Last week I ran a strategy day for board members and the senior management team of an organisation. A lot was discussed and achieved over the two three-hour sessions. A simple - yet different from usual - approach and format ensured the objectives were achieved. Here are my five tips for getting the best out of any strategy day:
Switch it up. A co-working space. A private room above a pub. A funky meeting room somewhere new. Get. Out. Of. Your. Office. If you want people to feel unencumbered and free from the usual routine to get the thoughts flowing; if you want to achieve breakthroughs and get the energy fired up and flowing - it’s imperative to go somewhere different.
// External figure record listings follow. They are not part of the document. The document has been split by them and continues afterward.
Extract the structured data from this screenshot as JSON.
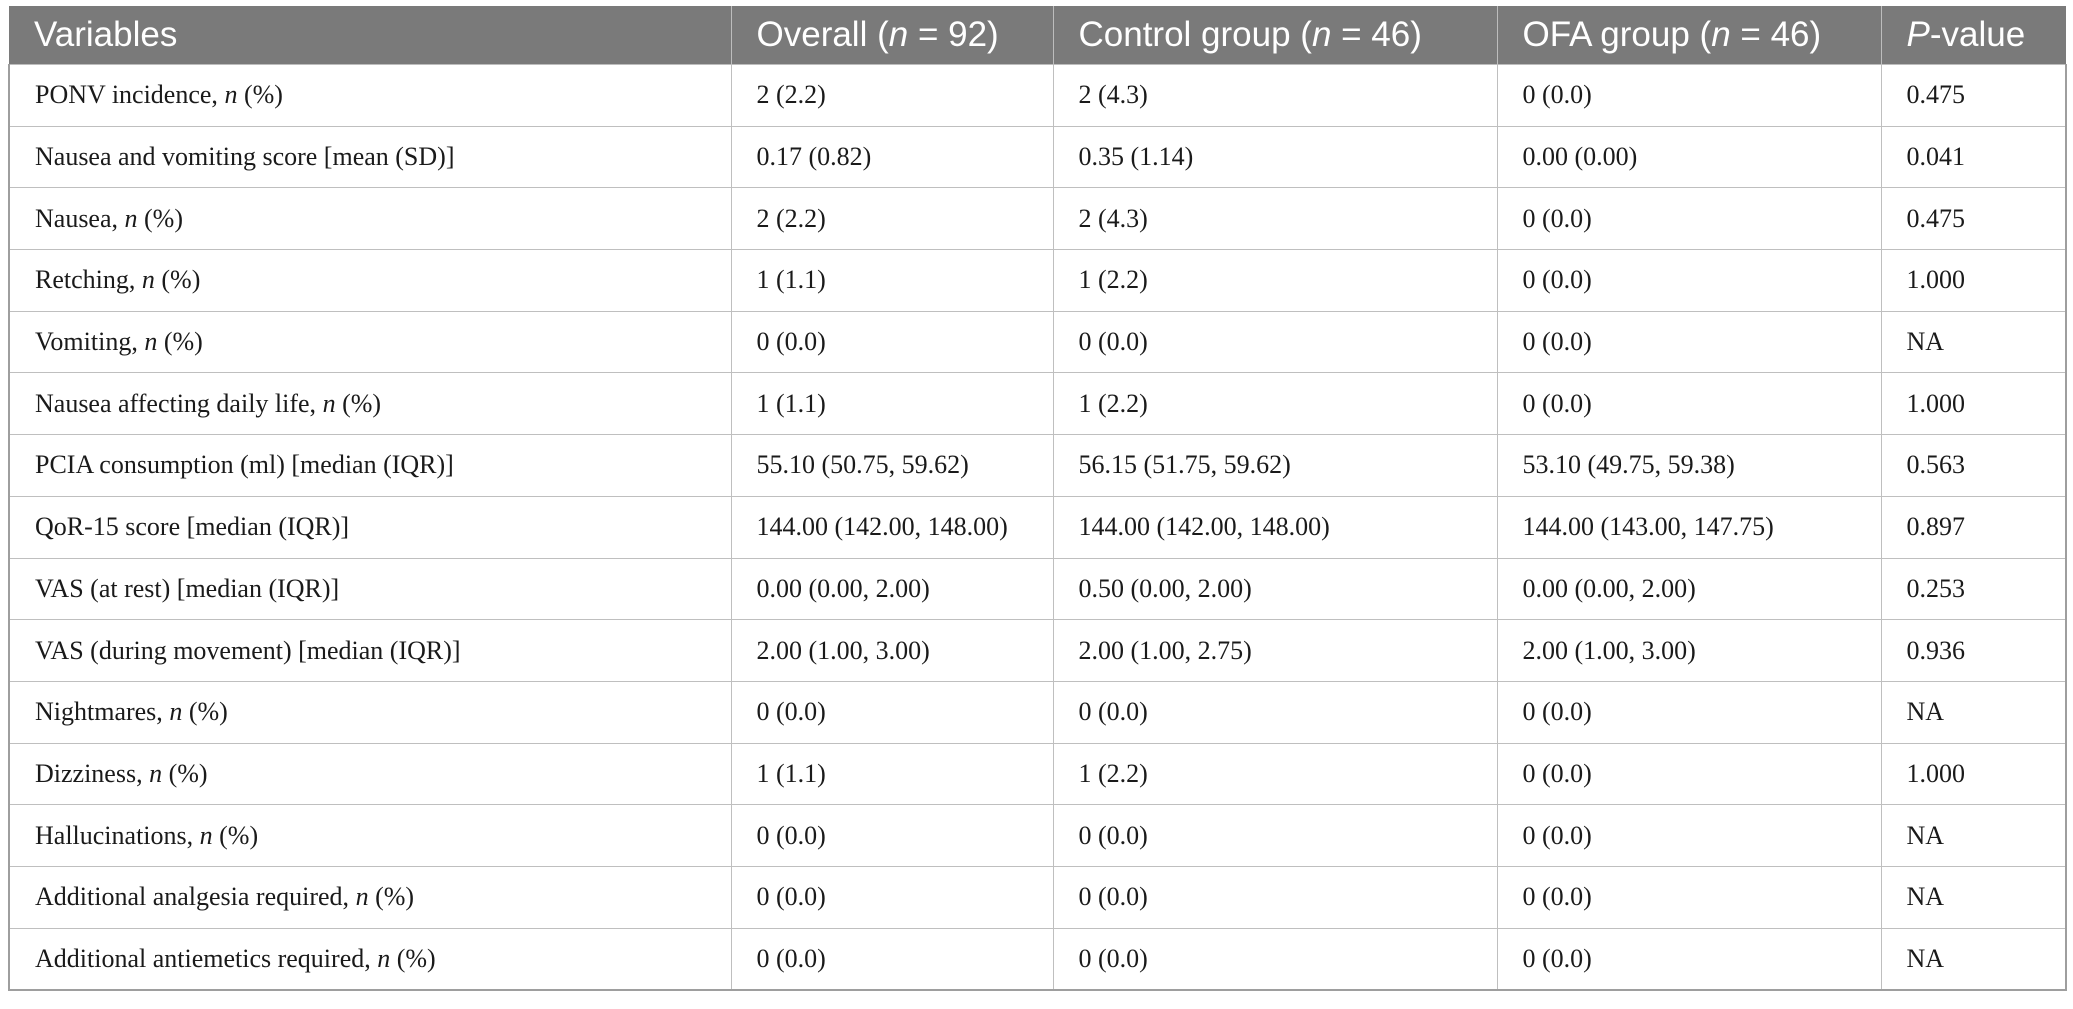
{
  "headers": {
    "variables": "Variables",
    "overall_pre": "Overall (",
    "overall_n": "n",
    "overall_post": " = 92)",
    "control_pre": "Control group (",
    "control_n": "n",
    "control_post": " = 46)",
    "ofa_pre": "OFA group (",
    "ofa_n": "n",
    "ofa_post": " = 46)",
    "p_italic": "P",
    "p_post": "-value"
  },
  "rows": [
    {
      "label": "PONV incidence, ",
      "label_italic": "n",
      "label_suffix": " (%)",
      "overall": "2 (2.2)",
      "control": "2 (4.3)",
      "ofa": "0 (0.0)",
      "p": "0.475"
    },
    {
      "label": "Nausea and vomiting score [mean (SD)]",
      "label_italic": "",
      "label_suffix": "",
      "overall": "0.17 (0.82)",
      "control": "0.35 (1.14)",
      "ofa": "0.00 (0.00)",
      "p": "0.041"
    },
    {
      "label": "Nausea, ",
      "label_italic": "n",
      "label_suffix": " (%)",
      "overall": "2 (2.2)",
      "control": "2 (4.3)",
      "ofa": "0 (0.0)",
      "p": "0.475"
    },
    {
      "label": "Retching, ",
      "label_italic": "n",
      "label_suffix": " (%)",
      "overall": "1 (1.1)",
      "control": "1 (2.2)",
      "ofa": "0 (0.0)",
      "p": "1.000"
    },
    {
      "label": "Vomiting, ",
      "label_italic": "n",
      "label_suffix": " (%)",
      "overall": "0 (0.0)",
      "control": "0 (0.0)",
      "ofa": "0 (0.0)",
      "p": "NA"
    },
    {
      "label": "Nausea affecting daily life, ",
      "label_italic": "n",
      "label_suffix": " (%)",
      "overall": "1 (1.1)",
      "control": "1 (2.2)",
      "ofa": "0 (0.0)",
      "p": "1.000"
    },
    {
      "label": "PCIA consumption (ml) [median (IQR)]",
      "label_italic": "",
      "label_suffix": "",
      "overall": "55.10 (50.75, 59.62)",
      "control": "56.15 (51.75, 59.62)",
      "ofa": "53.10 (49.75, 59.38)",
      "p": "0.563"
    },
    {
      "label": "QoR-15 score [median (IQR)]",
      "label_italic": "",
      "label_suffix": "",
      "overall": "144.00 (142.00, 148.00)",
      "control": "144.00 (142.00, 148.00)",
      "ofa": "144.00 (143.00, 147.75)",
      "p": "0.897"
    },
    {
      "label": "VAS (at rest) [median (IQR)]",
      "label_italic": "",
      "label_suffix": "",
      "overall": "0.00 (0.00, 2.00)",
      "control": "0.50 (0.00, 2.00)",
      "ofa": "0.00 (0.00, 2.00)",
      "p": "0.253"
    },
    {
      "label": "VAS (during movement) [median (IQR)]",
      "label_italic": "",
      "label_suffix": "",
      "overall": "2.00 (1.00, 3.00)",
      "control": "2.00 (1.00, 2.75)",
      "ofa": "2.00 (1.00, 3.00)",
      "p": "0.936"
    },
    {
      "label": "Nightmares, ",
      "label_italic": "n",
      "label_suffix": " (%)",
      "overall": "0 (0.0)",
      "control": "0 (0.0)",
      "ofa": "0 (0.0)",
      "p": "NA"
    },
    {
      "label": "Dizziness, ",
      "label_italic": "n",
      "label_suffix": " (%)",
      "overall": "1 (1.1)",
      "control": "1 (2.2)",
      "ofa": "0 (0.0)",
      "p": "1.000"
    },
    {
      "label": "Hallucinations, ",
      "label_italic": "n",
      "label_suffix": " (%)",
      "overall": "0 (0.0)",
      "control": "0 (0.0)",
      "ofa": "0 (0.0)",
      "p": "NA"
    },
    {
      "label": "Additional analgesia required, ",
      "label_italic": "n",
      "label_suffix": " (%)",
      "overall": "0 (0.0)",
      "control": "0 (0.0)",
      "ofa": "0 (0.0)",
      "p": "NA"
    },
    {
      "label": "Additional antiemetics required, ",
      "label_italic": "n",
      "label_suffix": " (%)",
      "overall": "0 (0.0)",
      "control": "0 (0.0)",
      "ofa": "0 (0.0)",
      "p": "NA"
    }
  ]
}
Ditch the table. At this week’s strategy day, there were 18 people in the room. 18 people who would usually sit around a long board table. But tables get in the way. They can act as a barrier. People hide behind them. Hierarchies play out. That’s why I always stipulate an arc or horseshoe of seats. No one is head of the table, everyone can contribute and the layout lends itself to more open conversations.
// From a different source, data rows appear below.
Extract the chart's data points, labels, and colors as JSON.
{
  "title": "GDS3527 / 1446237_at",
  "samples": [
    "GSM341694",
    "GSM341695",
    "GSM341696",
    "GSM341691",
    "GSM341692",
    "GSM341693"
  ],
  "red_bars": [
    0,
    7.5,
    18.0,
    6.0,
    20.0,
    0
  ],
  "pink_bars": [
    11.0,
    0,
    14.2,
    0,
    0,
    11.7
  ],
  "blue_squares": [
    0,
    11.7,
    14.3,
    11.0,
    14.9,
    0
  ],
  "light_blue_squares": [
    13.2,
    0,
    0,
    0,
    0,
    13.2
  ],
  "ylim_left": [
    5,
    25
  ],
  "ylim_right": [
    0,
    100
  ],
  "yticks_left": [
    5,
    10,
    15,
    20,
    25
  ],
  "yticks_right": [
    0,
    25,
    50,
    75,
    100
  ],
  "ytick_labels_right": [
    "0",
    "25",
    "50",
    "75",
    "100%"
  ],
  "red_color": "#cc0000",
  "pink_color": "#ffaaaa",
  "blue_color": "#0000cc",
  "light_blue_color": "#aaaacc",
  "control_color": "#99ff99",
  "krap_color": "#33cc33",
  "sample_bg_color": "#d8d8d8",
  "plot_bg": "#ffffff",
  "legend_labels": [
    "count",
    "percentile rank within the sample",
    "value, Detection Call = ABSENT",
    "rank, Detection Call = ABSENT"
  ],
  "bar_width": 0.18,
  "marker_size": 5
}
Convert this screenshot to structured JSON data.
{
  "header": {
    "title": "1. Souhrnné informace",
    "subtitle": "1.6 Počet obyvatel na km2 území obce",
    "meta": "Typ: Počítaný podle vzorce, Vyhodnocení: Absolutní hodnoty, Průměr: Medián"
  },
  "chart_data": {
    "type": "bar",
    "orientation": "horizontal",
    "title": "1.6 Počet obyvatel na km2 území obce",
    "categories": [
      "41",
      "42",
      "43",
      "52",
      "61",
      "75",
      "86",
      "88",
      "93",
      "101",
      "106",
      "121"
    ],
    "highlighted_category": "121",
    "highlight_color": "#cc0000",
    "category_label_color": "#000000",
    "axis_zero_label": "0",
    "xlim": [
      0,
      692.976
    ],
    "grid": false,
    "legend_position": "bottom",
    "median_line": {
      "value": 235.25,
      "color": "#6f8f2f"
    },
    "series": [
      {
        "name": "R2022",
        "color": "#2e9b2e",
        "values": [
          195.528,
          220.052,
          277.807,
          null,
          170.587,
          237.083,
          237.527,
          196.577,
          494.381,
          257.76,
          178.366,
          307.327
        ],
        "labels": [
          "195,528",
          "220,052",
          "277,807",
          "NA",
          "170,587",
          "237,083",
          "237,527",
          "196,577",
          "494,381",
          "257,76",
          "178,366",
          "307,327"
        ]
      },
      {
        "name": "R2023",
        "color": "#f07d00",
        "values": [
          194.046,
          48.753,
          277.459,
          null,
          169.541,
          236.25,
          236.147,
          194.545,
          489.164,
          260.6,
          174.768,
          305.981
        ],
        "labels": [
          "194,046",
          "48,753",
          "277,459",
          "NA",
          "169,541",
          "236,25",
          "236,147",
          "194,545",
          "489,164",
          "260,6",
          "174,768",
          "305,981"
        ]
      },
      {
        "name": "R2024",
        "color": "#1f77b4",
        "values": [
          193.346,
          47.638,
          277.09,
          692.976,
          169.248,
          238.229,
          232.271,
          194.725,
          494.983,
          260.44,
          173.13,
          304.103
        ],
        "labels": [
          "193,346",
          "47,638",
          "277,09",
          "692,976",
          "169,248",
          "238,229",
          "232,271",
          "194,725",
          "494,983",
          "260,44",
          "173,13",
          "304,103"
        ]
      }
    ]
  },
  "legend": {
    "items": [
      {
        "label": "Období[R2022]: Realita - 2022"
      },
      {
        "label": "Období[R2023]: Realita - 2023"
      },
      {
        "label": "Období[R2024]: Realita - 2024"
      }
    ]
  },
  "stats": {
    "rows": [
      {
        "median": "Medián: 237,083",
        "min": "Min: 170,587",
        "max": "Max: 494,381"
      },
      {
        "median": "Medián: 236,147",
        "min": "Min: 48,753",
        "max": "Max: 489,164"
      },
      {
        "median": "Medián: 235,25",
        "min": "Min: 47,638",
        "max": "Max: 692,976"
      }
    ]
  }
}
Keep the topic list concise. Nothing is going to be more off-putting than a long laundry list of topics to discuss. Who wants to wade through ten or twenty points? There won’t be time either to do it all justice. So keep it short. In a six-hour session we tackled four topics. The subjects had space to breathe.
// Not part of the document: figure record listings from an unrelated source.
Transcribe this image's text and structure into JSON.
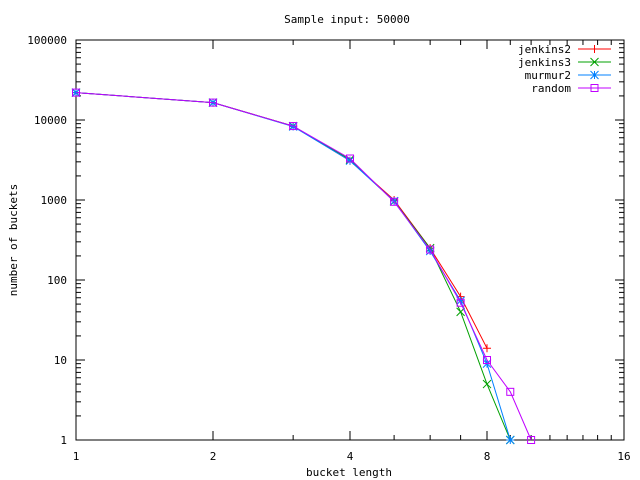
{
  "chart_data": {
    "type": "line",
    "title": "Sample input: 50000",
    "xlabel": "bucket length",
    "ylabel": "number of buckets",
    "x_scale": "log2",
    "y_scale": "log10",
    "xlim": [
      1,
      16
    ],
    "ylim": [
      1,
      100000
    ],
    "x_ticks": [
      1,
      2,
      4,
      8,
      16
    ],
    "x_tick_labels": [
      "1",
      "2",
      "4",
      "8",
      "16"
    ],
    "y_ticks": [
      1,
      10,
      100,
      1000,
      10000,
      100000
    ],
    "y_tick_labels": [
      "1",
      "10",
      "100",
      "1000",
      "10000",
      "100000"
    ],
    "grid": false,
    "legend_position": "top-right",
    "series": [
      {
        "name": "jenkins2",
        "color": "#ff0000",
        "marker": "plus",
        "x": [
          1,
          2,
          3,
          4,
          5,
          6,
          7,
          8
        ],
        "y": [
          22000,
          16500,
          8400,
          3100,
          1000,
          250,
          62,
          14
        ]
      },
      {
        "name": "jenkins3",
        "color": "#00a000",
        "marker": "cross",
        "x": [
          1,
          2,
          3,
          4,
          5,
          6,
          7,
          8,
          9
        ],
        "y": [
          22000,
          16500,
          8400,
          3200,
          960,
          250,
          40,
          5,
          1
        ]
      },
      {
        "name": "murmur2",
        "color": "#0080ff",
        "marker": "star",
        "x": [
          1,
          2,
          3,
          4,
          5,
          6,
          7,
          8,
          9
        ],
        "y": [
          22000,
          16500,
          8300,
          3100,
          970,
          230,
          55,
          9,
          1
        ]
      },
      {
        "name": "random",
        "color": "#c000ff",
        "marker": "square",
        "x": [
          1,
          2,
          3,
          4,
          5,
          6,
          7,
          8,
          9,
          10
        ],
        "y": [
          22000,
          16500,
          8400,
          3300,
          950,
          240,
          52,
          10,
          4,
          1
        ]
      }
    ]
  }
}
Stay focused. What do you want the outcome to be? Make sure you’re crystal clear on this, whether it’s an agreement in principle, a consensus, a decision. You’ve got all the decision-makers in the room together, so make the most of it to get out of it what you want. You might be surprised by what you can achieve when you bring the constraint of time to the (non-existent) table.
Get an outsider to host. In Luke Johnson’s Sunday Times column on strategy days last weekend (“It’s hard to see any profit amid the undrinkable coffee and whiteboards”) he said that hiring an outsider was pointless: “The facilitator will probably neither understand the industry under discussion nor know the people in the room,” he writes. I wholeheartedly disagree. Getting the right person will bring a fresh perspective, energy and clarity. If they’ve got the nous and leadership credentials, ignorance of the organisation or industry won’t matter a bit. In fact, when you’ve got someone who isn’t familiar with the day-to-day they can ask the questions perhaps no one else will. They’ll be able to challenge and their impartiality and lack of vested interests can get everyone to contribute without any political undertones.